With over 1.7 billion installs, it’s clearly become a default tool for a huge number of people, not a niche productivity app. That scale means its flaws affect a lot of users, but so do its genuine strengths.
Where It Genuinely Shines
The core value proposition is hard to argue with: a spreadsheet app this capable, given away for free, that’s also compatible with Excel files. One reviewer put it plainly, saying it would deserve four stars even if it weren’t free, and being free on top of that makes it ‘pretty amazing.’ Real-time collaboration is another strong point in practice — multiple people editing the same sheet simultaneously, with autosave removing any anxiety about losing work.
For straightforward tasks like data entry, basic formulas, charts, and quick edits while away from a computer, it does the job well. That’s the use case it’s built for, and for casual or on-the-fly work, it delivers.
The Permissions Glitch That Keeps Coming Up
The single most repeated complaint across reviews is a permissions bug that locks people out of editing their own spreadsheets. One user described being switched to ‘View Only’ almost twice a day, and another, who is the sole owner and editor of a sheet, says it happens roughly 70% of the time they try to edit on their phone. This isn’t an isolated glitch — it’s clearly widespread enough that other users in shared groups already know the workaround, which itself signals how common the problem has become. For anyone relying on Sheets for real-time tracking with collaborators, this is a serious reliability issue, not a minor annoyance.
Mobile Feature Gaps That Frustrate Power Users
Beyond the permissions bug, reviewers consistently point out that the mobile app strips away features available on desktop. Editing existing dropdown menus isn’t possible, only creating new ones. Changing cell colors and other formatting options are limited. Creating a line break inside a cell requires an awkward copy-paste workaround instead of the simple Alt+Enter shortcut desktop users rely on. One user lost access to the wrap text function entirely after an Android update. Another reviewer bluntly compared the mobile experience to ‘physically using paper and pencil,’ contrasting it with the desktop version, which they call ‘one of the best applications ever created.’

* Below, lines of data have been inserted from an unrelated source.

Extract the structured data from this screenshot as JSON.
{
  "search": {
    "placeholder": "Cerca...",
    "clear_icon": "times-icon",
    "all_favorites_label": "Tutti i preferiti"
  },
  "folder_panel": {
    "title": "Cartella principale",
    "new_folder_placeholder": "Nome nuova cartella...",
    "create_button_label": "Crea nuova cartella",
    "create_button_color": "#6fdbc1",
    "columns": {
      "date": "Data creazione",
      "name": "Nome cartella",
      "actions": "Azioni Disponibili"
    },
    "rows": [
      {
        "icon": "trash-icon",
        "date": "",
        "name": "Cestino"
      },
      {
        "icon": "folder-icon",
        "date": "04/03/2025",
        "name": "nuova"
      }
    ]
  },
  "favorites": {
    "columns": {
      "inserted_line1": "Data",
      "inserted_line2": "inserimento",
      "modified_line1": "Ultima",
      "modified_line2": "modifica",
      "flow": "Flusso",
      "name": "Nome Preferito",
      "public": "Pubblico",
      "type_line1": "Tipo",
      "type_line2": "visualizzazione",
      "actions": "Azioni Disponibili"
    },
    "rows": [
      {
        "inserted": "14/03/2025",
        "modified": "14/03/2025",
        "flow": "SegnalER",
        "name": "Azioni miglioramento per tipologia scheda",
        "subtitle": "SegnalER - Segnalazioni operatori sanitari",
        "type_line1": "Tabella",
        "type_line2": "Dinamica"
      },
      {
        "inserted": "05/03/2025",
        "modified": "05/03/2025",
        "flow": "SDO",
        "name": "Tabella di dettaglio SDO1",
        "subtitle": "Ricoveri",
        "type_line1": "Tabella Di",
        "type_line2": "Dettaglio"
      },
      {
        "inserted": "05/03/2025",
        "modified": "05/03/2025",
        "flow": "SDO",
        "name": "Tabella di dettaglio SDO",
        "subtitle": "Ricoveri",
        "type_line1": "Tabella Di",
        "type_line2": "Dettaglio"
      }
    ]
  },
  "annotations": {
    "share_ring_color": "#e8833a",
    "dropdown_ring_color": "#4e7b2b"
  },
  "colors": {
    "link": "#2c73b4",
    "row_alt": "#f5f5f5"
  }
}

There’s also a specific complaint about date handling: entering something like ‘1, 1, 3’ gets silently auto-converted to ‘1, 1, 2003,’ and because the app changes the actual entered value rather than just the display, converting the column to text afterward doesn’t fix the underlying data. This kind of silent data manipulation is a legitimate concern for anyone using Sheets for anything beyond casual notes.
Who Should Actually Download This
If you need a free, Excel-compatible spreadsheet tool for basic data entry, quick reference, or lightweight editing while away from your computer, Google Sheets remains a solid, no-cost option, and the desktop/web version is genuinely excellent. But if you depend on the mobile app specifically for serious collaborative work — shared trackers, live editing with a team, or advanced formatting — the recurring permissions lockouts and missing features are real obstacles that multiple reviewers have hit repeatedly, not just occasionally.
Casual users doing simple tasks will likely be satisfied. Anyone planning to lean on the mobile app as their primary spreadsheet tool for collaborative or detail-heavy work should go in aware of the permissions bug and the feature gap versus desktop, and consider keeping a laptop nearby as a backup.